Corona virus disease (COVID-19) is an infectious disease caused by a newly discovered corona virus. 465,915 Confirmed cases & 21,031 Confirmed deaths (Updated : 27 March 2020 ) , corona has spread in m ore than 200 countries.
Corona virus caused cluster of pneumonia cases, in late 2019, majority suffering from only mild, cold-like symptoms. According to researchers, the lining of the respiratory tree becomes injured, causing inflammation. This in turn irritates the nerves in the lining of the airway. Just a speck of dust can stimulate a cough. If the condition becomes intense, lungs that become filled with inflammatory material become unable to get enough oxygen to the bloodstream, reducing the body’s ability to take on oxygen and get rid of carbon dioxide which finally lead to death.
STEPS TO BUILD DETECTION MODEL
- X-ray images for patients who have tested positive for COVID-19 are collected
- “normal” (i.e., not infected) X-ray images from healthy patients are collected
- Divide the dataset in test, train and validate dataset ( click here for dataset)

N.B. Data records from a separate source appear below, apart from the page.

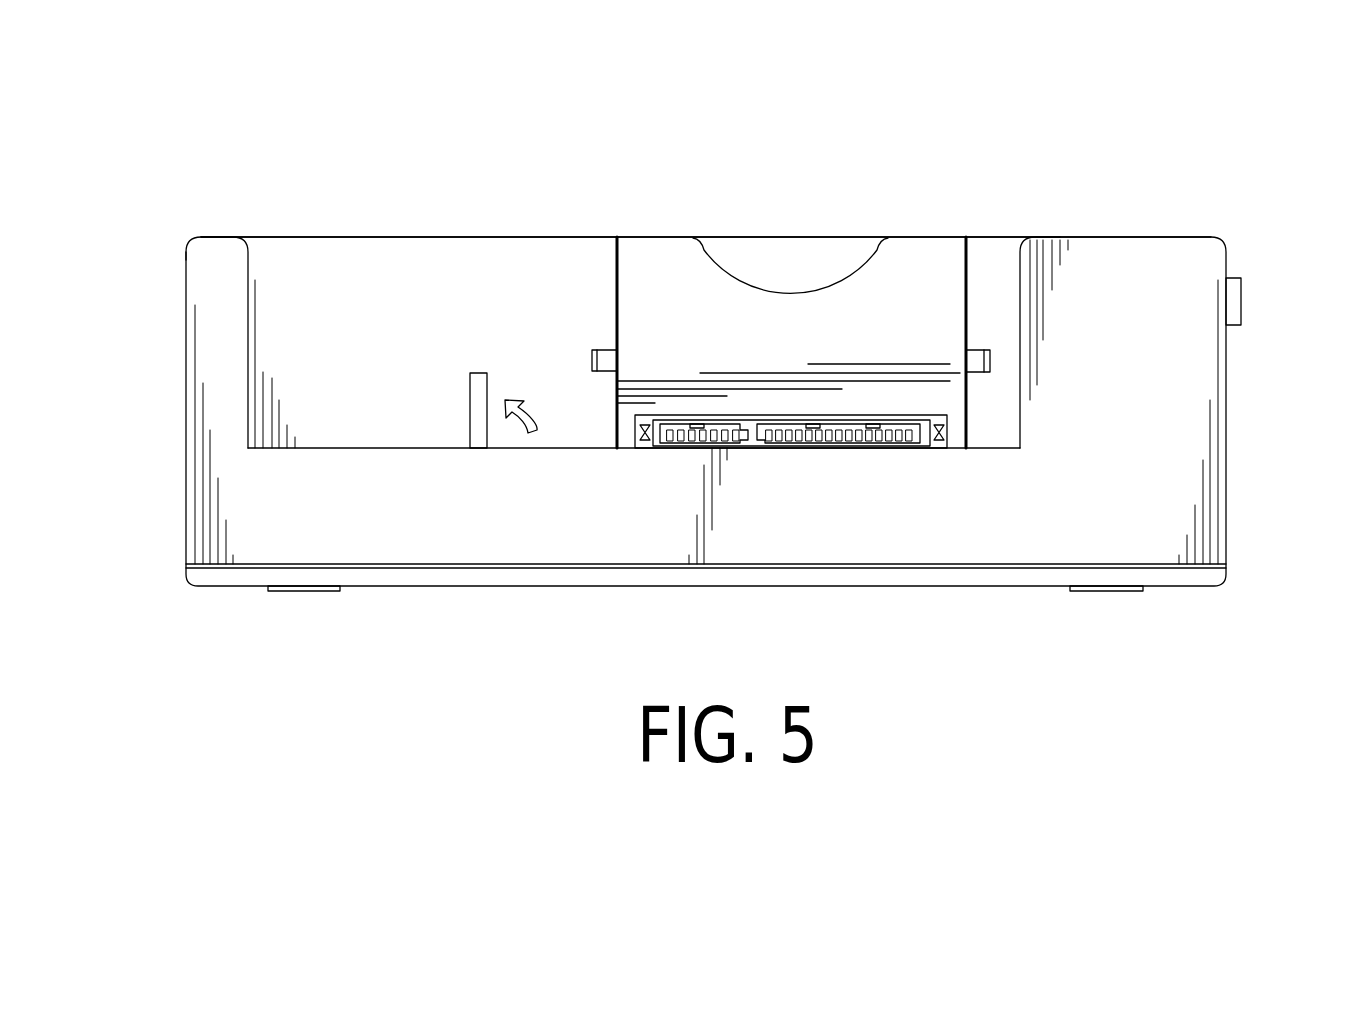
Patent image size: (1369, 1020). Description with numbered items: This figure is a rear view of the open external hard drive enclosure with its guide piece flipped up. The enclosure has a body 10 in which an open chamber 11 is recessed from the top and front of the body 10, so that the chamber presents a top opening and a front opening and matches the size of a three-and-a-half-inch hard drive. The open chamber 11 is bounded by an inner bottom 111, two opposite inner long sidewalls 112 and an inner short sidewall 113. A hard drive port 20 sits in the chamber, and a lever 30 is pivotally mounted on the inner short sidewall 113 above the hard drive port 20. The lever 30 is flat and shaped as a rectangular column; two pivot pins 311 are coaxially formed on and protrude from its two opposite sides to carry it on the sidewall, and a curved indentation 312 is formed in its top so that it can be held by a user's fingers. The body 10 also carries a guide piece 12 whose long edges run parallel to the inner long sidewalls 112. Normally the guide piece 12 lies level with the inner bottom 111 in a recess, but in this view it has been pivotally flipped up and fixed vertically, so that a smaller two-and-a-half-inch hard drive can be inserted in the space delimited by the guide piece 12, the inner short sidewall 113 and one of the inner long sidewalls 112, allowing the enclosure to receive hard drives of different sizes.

The body 10 is at (1216, 237).
The open chamber 11 is at (258, 347).
The inner bottom 111 is at (362, 446).
The inner long sidewalls 112 is at (1012, 414).
The inner short sidewall 113 is at (423, 275).
The guide piece 12 is at (478, 380).
The hard drive port 20 is at (795, 418).
The lever 30 is at (825, 276).
The pivot pins 311 is at (608, 357).
The curved indentation 312 is at (785, 263).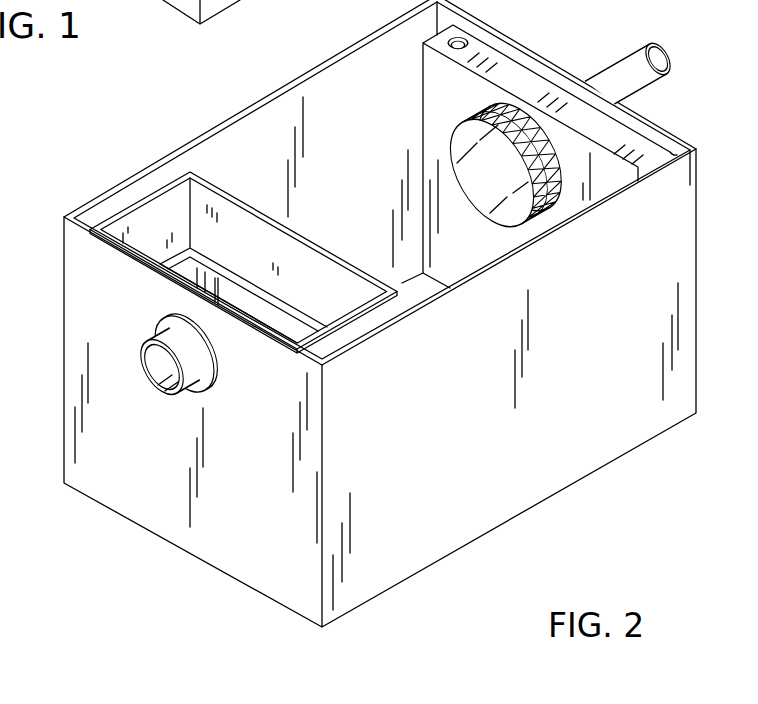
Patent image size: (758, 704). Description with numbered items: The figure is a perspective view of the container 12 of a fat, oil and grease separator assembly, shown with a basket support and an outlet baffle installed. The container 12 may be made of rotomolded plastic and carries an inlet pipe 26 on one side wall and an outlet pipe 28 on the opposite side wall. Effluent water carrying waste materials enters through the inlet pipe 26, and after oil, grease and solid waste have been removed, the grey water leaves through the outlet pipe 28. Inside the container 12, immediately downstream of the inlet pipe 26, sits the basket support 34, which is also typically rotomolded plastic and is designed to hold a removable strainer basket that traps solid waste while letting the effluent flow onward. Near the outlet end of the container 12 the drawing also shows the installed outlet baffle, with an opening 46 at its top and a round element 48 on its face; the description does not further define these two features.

The container 12 is at (482, 418).
The inlet pipe 26 is at (147, 343).
The outlet pipe 28 is at (637, 52).
The basket support 34 is at (170, 213).
The aperture 46 is at (430, 40).
The baffle plug 48 is at (505, 183).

- Train a CNN to automatically detect COVID-19 in X-ray images via the dataset we created
- Evaluate the results
The CNN consist layer of neurons and it is optimized for two-dimensional pattern recognition. CNN has three types of layer namely convolutional layer, pooling layer and fully connected layer. Our network consists of 11 layers excluding the input layer. The input layer takes in a RGB color image where each color channel is processed separately.
The first 6 layers of convolution network are convolution layer. First 2 convolution layer applies 16 of 3*3 filters to an image in the layer. The other two layer applies 32 of 3*3 filters to an image. And the last 2 layers of convolution applies 64 of 3*3 filters to an image. The nonlinear transformation sublayer employs the ReLU activation function. The max pooling sublayer applies a 2*2 filter to the image which results in reducing the image size to its half. At this point, convolution network extracts 64 features, each represented by a 32*32 array for each color channel.
The eighth layer is the flatten layer. The flatten layer transforms a multidimensional array into one-dimensional array by simply concatenating the entries of the multidimensional array together. The output of this flatten layer is a one-dimensional array of size 4800. The ninth layer is the fully connected ANN with the ReLU activation function that maps 4800 input values to the 64 output values. The tenth layer is the dropout layer. 50% of the input values coming to the layer are dropped to zero to reduce the problem of overfitting. The eleventh and the final layer is a fully connected ANN with the sigmoid activation function that maps 64 input values to 2 class labels.
First, we train convolution network using the data in training set to find appropriated filters’ weights in the three convolutional sublayers and the weights that yield minimum error in the two fully connected layers. Next, we evaluate convolution network using the data in the validation set to obtain validation error and cross-entropy loss. We repeat the training of convolution network in this same procedure until we complete 10 epochs. Last, we evaluate the performance of convolution network using data in the test set.